EU-Kommissar Verheugen "Weltmeister in riskanten Bankgeschäften"

Scharfe Töne von Günter Verheugen: Der EU-Industriekommissar übt harsche Kritik an der deutschen Finanzaufsicht.

Interview: C. Bolesch u. C. Gammelin

Der SPD-Politiker Günter Verheugen, 65, gehört seit 1999 der Europäischen Kommission an. Seit 2004 ist er für Unternehmen und Industrie zuständig, zugleich ist er Vizepräsident der Kommission.

SZ: Herr Verheugen, in drei Wochen ist Europawahl. Glauben Sie, es könnten noch weniger Menschen als vor fünf Jahren wählen gehen?

Verheugen: Das Risiko ist groß. Aber es ist falsch, daraus zu schließen, die Menschen würden sich von Europa abwenden. Es ist doch so, dass sie Europa nicht mit den Problemen verbinden, die sie unmittelbar berühren, also mit Steuern, Renten, Schulen, Kindergärten. Da hat Europa einfach keine Befugnisse. Die Union kümmert sich um Währung, Wettbewerb und Binnenmarkt. Das sind eher abstrakte Dinge, obwohl sie sich natürlich stark auf das tägliche Leben auswirken. Der frühere Kommissionspräsident Jacques Delors hat einmal gesagt: "Man kann nicht erwarten, dass die Menschen einen Markt lieben." Da ist was dran.

SZ: Ihre eigene Partei, die Sozialdemokratie, ruft nun im Wahlkampf nach einem sozialen Europa.

Verheugen: Das ist vollkommen richtig. Es wäre fatal, würde die EU den Eindruck erwecken, sie kümmere sich nicht um die Beschäftigten. Alle unsere wirtschaftlichen Anstrengungen, ob es die Investitionen in Forschung sind oder das klimagerechte Umsteuern der Wirtschaft, dienen sozialen Zielen. Wir wollen mehr und bessere Arbeitsplätze.

SZ: Der Christdemokrat Jean-Claude Juncker, Premier in Luxemburg, fordert ganz konkret einen Mindestlohn in allen EU-Ländern.

Verheugen: Ich predige seit Jahren, dass Deutschland einen gesetzlichen Mindestlohn braucht. Die meisten Länder haben ihn schon, Deutschland leider nicht. Spätestens 2011 aber, wenn auch wir unseren Arbeitsmarkt für Bewerber aus neuen Mitgliedsländern öffnen, wird es große Probleme geben! Deutschland ist eines der wenigen Länder, die das wichtigste Prinzip der europäischen Entsende-Richtlinie nicht richtig umsetzen: Arbeitnehmer nach den Regeln des Landes zu bezahlen, in dem sie arbeiten.

SZ: Ist Deutschland also doch nicht europatauglich?

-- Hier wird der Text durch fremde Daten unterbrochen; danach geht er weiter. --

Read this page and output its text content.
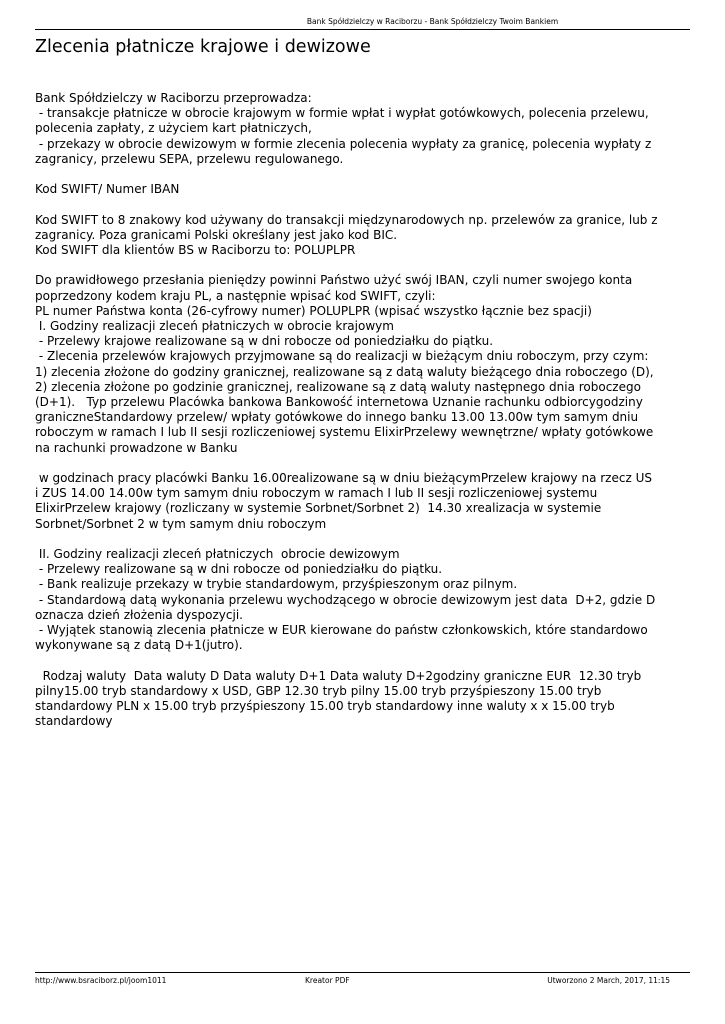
Bank Spółdzielczy w Raciborzu - Bank Spółdzielczy Twoim Bankiem
Zlecenia płatnicze krajowe i dewizowe

Bank Spółdzielczy w Raciborzu przeprowadza:

- transakcje płatnicze w obrocie krajowym w formie wpłat i wypłat gotówkowych, polecenia przelewu,

polecenia zapłaty, z użyciem kart płatniczych,

- przekazy w obrocie dewizowym w formie zlecenia polecenia wypłaty za granicę, polecenia wypłaty z

zagranicy, przelewu SEPA, przelewu regulowanego.

Kod SWIFT/ Numer IBAN

Kod SWIFT to 8 znakowy kod używany do transakcji międzynarodowych np. przelewów za granice, lub z

zagranicy. Poza granicami Polski określany jest jako kod BIC.

Kod SWIFT dla klientów BS w Raciborzu to: POLUPLPR

Do prawidłowego przesłania pieniędzy powinni Państwo użyć swój IBAN, czyli numer swojego konta

poprzedzony kodem kraju PL, a następnie wpisać kod SWIFT, czyli:

PL numer Państwa konta (26-cyfrowy numer) POLUPLPR (wpisać wszystko łącznie bez spacji)

I. Godziny realizacji zleceń płatniczych w obrocie krajowym

- Przelewy krajowe realizowane są w dni robocze od poniedziałku do piątku.

- Zlecenia przelewów krajowych przyjmowane są do realizacji w bieżącym dniu roboczym, przy czym:

1) zlecenia złożone do godziny granicznej, realizowane są z datą waluty bieżącego dnia roboczego (D),

2) zlecenia złożone po godzinie granicznej, realizowane są z datą waluty następnego dnia roboczego

(D+1).   Typ przelewu Placówka bankowa Bankowość internetowa Uznanie rachunku odbiorcygodziny

graniczneStandardowy przelew/ wpłaty gotówkowe do innego banku 13.00 13.00w tym samym dniu

roboczym w ramach I lub II sesji rozliczeniowej systemu ElixirPrzelewy wewnętrzne/ wpłaty gotówkowe

na rachunki prowadzone w Banku

w godzinach pracy placówki Banku 16.00realizowane są w dniu bieżącymPrzelew krajowy na rzecz US

i ZUS 14.00 14.00w tym samym dniu roboczym w ramach I lub II sesji rozliczeniowej systemu

ElixirPrzelew krajowy (rozliczany w systemie Sorbnet/Sorbnet 2)  14.30 xrealizacja w systemie

Sorbnet/Sorbnet 2 w tym samym dniu roboczym

II. Godziny realizacji zleceń płatniczych  obrocie dewizowym

- Przelewy realizowane są w dni robocze od poniedziałku do piątku.

- Bank realizuje przekazy w trybie standardowym, przyśpieszonym oraz pilnym.

- Standardową datą wykonania przelewu wychodzącego w obrocie dewizowym jest data  D+2, gdzie D

oznacza dzień złożenia dyspozycji.

- Wyjątek stanowią zlecenia płatnicze w EUR kierowane do państw członkowskich, które standardowo

wykonywane są z datą D+1(jutro).

Rodzaj waluty  Data waluty D Data waluty D+1 Data waluty D+2godziny graniczne EUR  12.30 tryb

pilny15.00 tryb standardowy x USD, GBP 12.30 tryb pilny 15.00 tryb przyśpieszony 15.00 tryb

standardowy PLN x 15.00 tryb przyśpieszony 15.00 tryb standardowy inne waluty x x 15.00 tryb

standardowy

http://www.bsraciborz.pl/joom1011	Kreator PDF	Utworzono 2 March, 2017, 11:15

Verheugen: Ich wünsche mir einen Kulturwandel. Deutsche Politiker sollten aufhören, die Welt in Deutschland und Europa zu teilen. Sie müssen sich gleichzeitig als deutsche und als europäische Politiker verstehen. Menschen werden sich nicht begeistern, wenn sie schlecht oder gar nicht über Europa reden.

SZ: Ihr Parteikollege, Finanzminister Peer Steinbrück, sieht das offensichtlich anders. Er beklagt sich öffentlich und heftig über die Wettbewerbskommissarin Neelie Kroes, sie wolle deutsche Banken zerstören.

Verheugen: Neelie Kroes hat sehr kluge Auflagen gemacht, damit die deutschen Landesbanken überhaupt überleben. Sie hatte keinen Grund, beide Augen zuzudrücken. Von welcher Bankenlandschaft reden wir denn? Deutschland war Weltmeister in riskanten Bankgeschäften. Nirgendwo auf der Welt, auch nicht in Amerika, haben sich Banken mit größerer Bereitschaft in unkalkulierbare Risiken gestürzt, allen voran die Landesbanken. Das hat jetzt dramatische Folgen für den deutschen Steuerzahler.